A well-known member of the populist terrorist organizations “Narodnaya Volya”, “Land and Freedom” Andrey Zhelyabov once worked with the artel of barge haulers, and on the last day before parting, he decided to conduct such testing in this artel.

He asked: Stepan, you found, say, 500 rubles. What would you do? Clearly, Zhelyabov hoped that Stepan would now say: I would divide it among the poor …

And Stepan answered him: I would buy a shop in my village and begin to rip everyone off. Not very pleased, to put it mildly, barge hauler Stepan, a fighter for the people Andrei Ivanovich Zhelyabov, of course.

He fought for a month, you understand, proving the charms of socialism and collectivism, but here he is still the owner. And this owner, for the time being – until the time there is hope of getting out of poverty, will push. The peasants simply did not have anything in their thoughts about an uprising, about a union, about some kind of organization. They didn’t have it before.

– The famous book by Alexander Radishchev “Journey from St. Petersburg to Moscow” was very much appreciated in Soviet times. We remember the opinion of Catherine the Great that this is a rebel worse than Pugachev.

– Ekaterina did a cool advertisement for him.

How much of his description corresponds reality?

I love talking about this book to my kids.

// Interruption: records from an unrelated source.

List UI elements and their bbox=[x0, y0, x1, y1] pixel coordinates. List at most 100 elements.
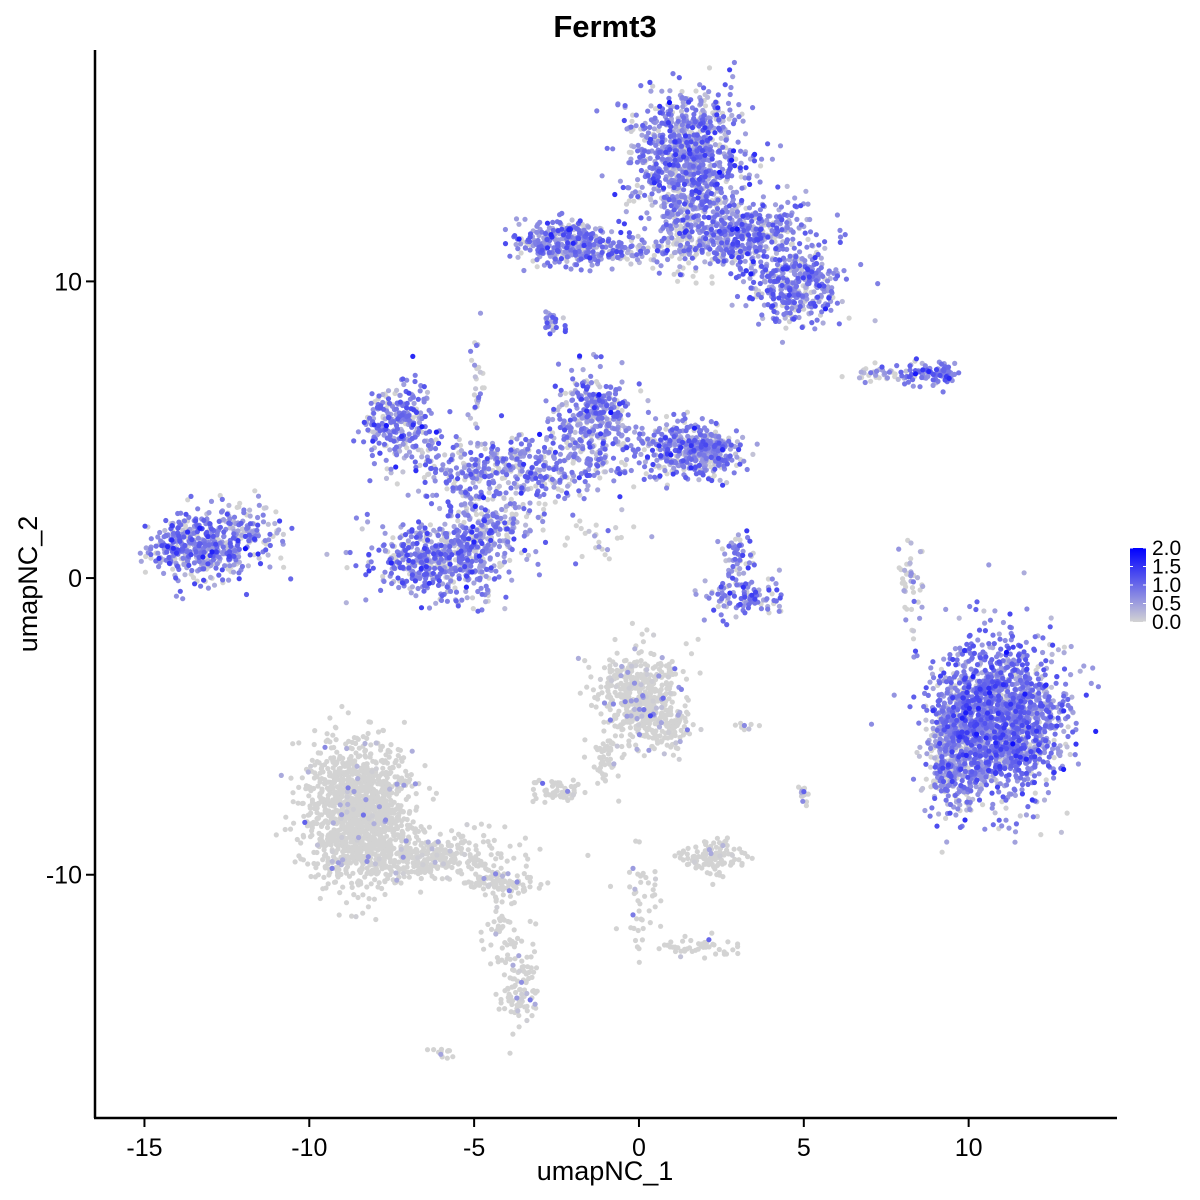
cell-point bbox=[426, 471, 432, 477]
cell-point bbox=[749, 855, 755, 861]
cell-point bbox=[349, 739, 355, 746]
cell-point bbox=[394, 825, 401, 832]
cell-point bbox=[362, 832, 368, 838]
cell-point bbox=[729, 302, 735, 308]
cell-point bbox=[361, 801, 367, 807]
cell-point bbox=[426, 824, 432, 830]
cell-point bbox=[380, 727, 386, 734]
cell-point bbox=[463, 880, 469, 886]
cell-point bbox=[638, 682, 644, 688]
cell-point bbox=[444, 486, 450, 492]
cell-point bbox=[648, 103, 654, 109]
cell-point bbox=[497, 918, 503, 924]
cell-point bbox=[265, 552, 271, 558]
cell-point bbox=[324, 825, 331, 831]
cell-point bbox=[335, 808, 341, 814]
cell-point bbox=[336, 912, 342, 918]
cell-point bbox=[634, 916, 640, 922]
cell-point bbox=[464, 595, 470, 601]
cell-point bbox=[868, 378, 874, 384]
cell-point bbox=[344, 864, 351, 870]
cell-point bbox=[570, 777, 576, 783]
cell-point bbox=[307, 834, 314, 840]
cell-point bbox=[605, 751, 612, 757]
cell-point bbox=[360, 734, 366, 740]
cell-point bbox=[628, 261, 634, 267]
cell-point bbox=[422, 829, 428, 835]
cell-point bbox=[531, 949, 538, 955]
cell-point bbox=[290, 790, 296, 796]
cell-point bbox=[678, 727, 684, 734]
cell-point bbox=[697, 670, 703, 676]
cell-point bbox=[265, 521, 271, 527]
cell-point bbox=[626, 738, 632, 744]
cell-point bbox=[524, 954, 530, 960]
cell-point bbox=[421, 846, 427, 852]
cell-point bbox=[491, 863, 497, 869]
cell-point bbox=[373, 798, 379, 804]
cell-point bbox=[364, 865, 370, 871]
cell-point bbox=[718, 135, 724, 141]
cell-point bbox=[456, 831, 462, 837]
cell-point bbox=[390, 535, 396, 541]
cell-point bbox=[359, 864, 365, 871]
cell-point bbox=[247, 507, 253, 513]
cell-point bbox=[369, 868, 375, 874]
cell-point bbox=[499, 475, 505, 481]
cell-point bbox=[384, 833, 390, 839]
cell-point bbox=[638, 879, 644, 885]
cell-point bbox=[601, 665, 608, 671]
cell-point bbox=[616, 798, 622, 804]
cell-point bbox=[765, 576, 772, 582]
cell-point bbox=[170, 566, 176, 572]
cell-point bbox=[510, 962, 516, 968]
cell-point bbox=[520, 964, 527, 970]
cell-point bbox=[182, 572, 188, 578]
cell-point bbox=[537, 846, 543, 852]
cell-point bbox=[373, 916, 379, 923]
cell-point bbox=[465, 847, 471, 853]
cell-point bbox=[630, 112, 636, 118]
cell-point bbox=[858, 369, 864, 375]
cell-point bbox=[609, 678, 615, 684]
cell-point bbox=[669, 658, 675, 665]
cell-point bbox=[288, 775, 294, 781]
cell-point bbox=[509, 435, 515, 441]
cell-point bbox=[382, 792, 388, 798]
cell-point bbox=[532, 1001, 538, 1007]
cell-point bbox=[447, 859, 453, 865]
cell-point bbox=[330, 832, 336, 838]
cell-point bbox=[433, 600, 439, 606]
cell-point bbox=[330, 732, 336, 738]
cell-point bbox=[341, 826, 347, 832]
cell-point bbox=[420, 862, 426, 868]
cell-point bbox=[653, 705, 660, 711]
cell-point bbox=[1058, 829, 1064, 835]
cell-point bbox=[695, 636, 701, 642]
cell-point bbox=[360, 892, 366, 898]
cell-point bbox=[652, 882, 658, 888]
cell-point bbox=[580, 367, 586, 373]
cell-point bbox=[380, 861, 386, 867]
cell-point bbox=[529, 1013, 535, 1019]
cell-point bbox=[593, 379, 600, 385]
cell-point bbox=[495, 959, 501, 965]
cell-point bbox=[570, 792, 577, 798]
cell-point bbox=[495, 851, 501, 857]
cell-point bbox=[412, 826, 419, 832]
cell-point bbox=[657, 733, 663, 739]
cell-point bbox=[308, 873, 314, 880]
cell-point bbox=[682, 933, 688, 940]
cell-point bbox=[410, 415, 416, 421]
cell-point bbox=[710, 881, 716, 888]
cell-point bbox=[300, 857, 306, 863]
cell-point bbox=[162, 527, 168, 534]
cell-point bbox=[597, 676, 604, 683]
cell-point bbox=[562, 542, 568, 548]
cell-point bbox=[290, 799, 296, 805]
cell-point bbox=[632, 429, 638, 435]
cell-point bbox=[656, 666, 663, 672]
cell-point bbox=[685, 845, 691, 852]
cell-point bbox=[613, 926, 620, 932]
cell-point bbox=[519, 991, 525, 997]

I ask: what is this book about? Of course, they say: against serfdom, against despotism, and so on. I say no. – Against everything.

Against everything bad … and good too

Against the custom of brushing teeth, against women’s stockings … He protests against everything. That’s what he sees, against that he begins to protest. Against venereal diseases. Absolutely against everything. He doesn’t like anything, he doesn’t like anything.

And if we talk about the case – about serfdom, then in all the cases that he mentioned, Catherine conducted an investigation, and several opinions were taken into state custody. But there were only two or three of them.

And everything else is indignation at everything around. As one of the critics said, what the author suffered for: he had to deal with either literature or journalism, and he mixed a work of art with propaganda.